Potential benefits of communicating genetic information include:
- Enabling family members to learn whether they also have the risk factor and take steps to manage their risk
- Feeling more connected and fostering relationships after sharing genetic risk information
- Strengthening communication among family members
- Gaining support and understanding from family members
Potential harms of communicating genetic information include:
- Telling a family member about a genetic risk that they do not wish to know
- Introducing anxiety and emotional distress to family members
- Creating emotional distance and tension among family members
- Causing family members to feel guilty or judged about passing on a genetic risk
- Unintended further disclosure of your genetic information
Every family is unique and there is no single formula for sharing genetic risk information that will work for everyone. Here are some ideas that may help you find the right approach for you:
Enlist the help and advice of a professional, such as a genetic counselor.
If you have questions about how your genetic results might affect you and your family, or would like advice on how to talk to your family about your results, a genetic counselor may be able to help. Learn more about genetic counseling.
Identify relatives who could benefit from the information.
Relatives who could benefit the most tend to be first-degree relatives (parents, brothers, sisters, and children) and second-degree relatives (grandparents, aunts, uncles, nieces, and nephews). Often you won't know on which side of the family (mother's side or father's side) the risk is being passed down. But if that information is available, you might choose to discuss your results only with those family members who are most likely affected.
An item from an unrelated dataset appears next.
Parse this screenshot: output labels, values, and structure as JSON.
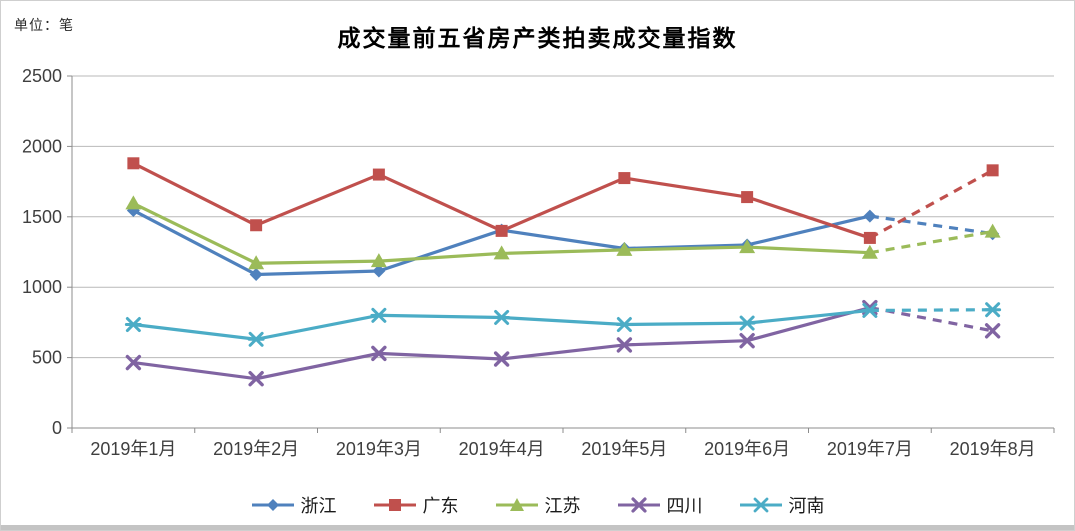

When thinking about which relatives to share with, age should also be a consideration. It is important to be sensitive to the potential impact of sharing genetic risk information with children. For diseases that typically have a later onset in life, the genetic information wouldn't become relevant to them until they are adults.
Choose a communication medium that you are comfortable with.
There is no right or wrong communication method. Consider how private and secure you want the communication to be, and what method is most effective for you and others. Options include letters, phone calls, emails, and face-to-face conversations.
Assess which family members already know, who may need to know, and how much additional information they might want to know.
Keep in mind that everyone absorbs and interprets information differently. Within every family, there are individuals who want to know as much information as possible and there are individuals who may prefer not to know. You could adopt different communication styles, and even share different amounts of information, based on an individual family member’s preferences. You can also start by sharing information with a family member with whom you have a close relationship and enlist his or her support in talking with others.
Remember that you do not have to be an expert in genetics to discuss your results with family
Your family members may have questions after you share your results. You may not know the answers to all of their questions and that is normal. However, it may be helpful to provide your family with resources so that they can seek more information through a health professional or seek their own testing.
In sum, discussing genetic information with family members is a personal decision and there is not a one-size-fits-all formula for approaching this question. If, or when, you decide to share your genetic results with your family members, be aware that they will have their own feelings and reactions. Those feelings and reactions may also change over time. Therefore, talking about genetic risk factors may not be a one-time conversation, but an ongoing discussion that may gradually evolve. Remember — you do not need to convince your family to pursue testing. By providing them with information, you enable them to make informed and educated decisions about their own health.
Bradbury A. Family Ties: Communicating Genetic Risk with Family Members. Accessed 17 April 2016.
Greenberg MA, Smith RA. Support Seeking or Familial Obligation: An Investigation of Motives for Disclosing Genetic Test Results. Health Commun. 2016;31(6):668-678.
Montgomery SV, Barsevick AM, Egleston BL, et al. Preparing Individuals to Communicate Genetic Test Results to Their Relatives: Report of a Randomized Control Trial. Familial cancer. 2013;12(3):537-546.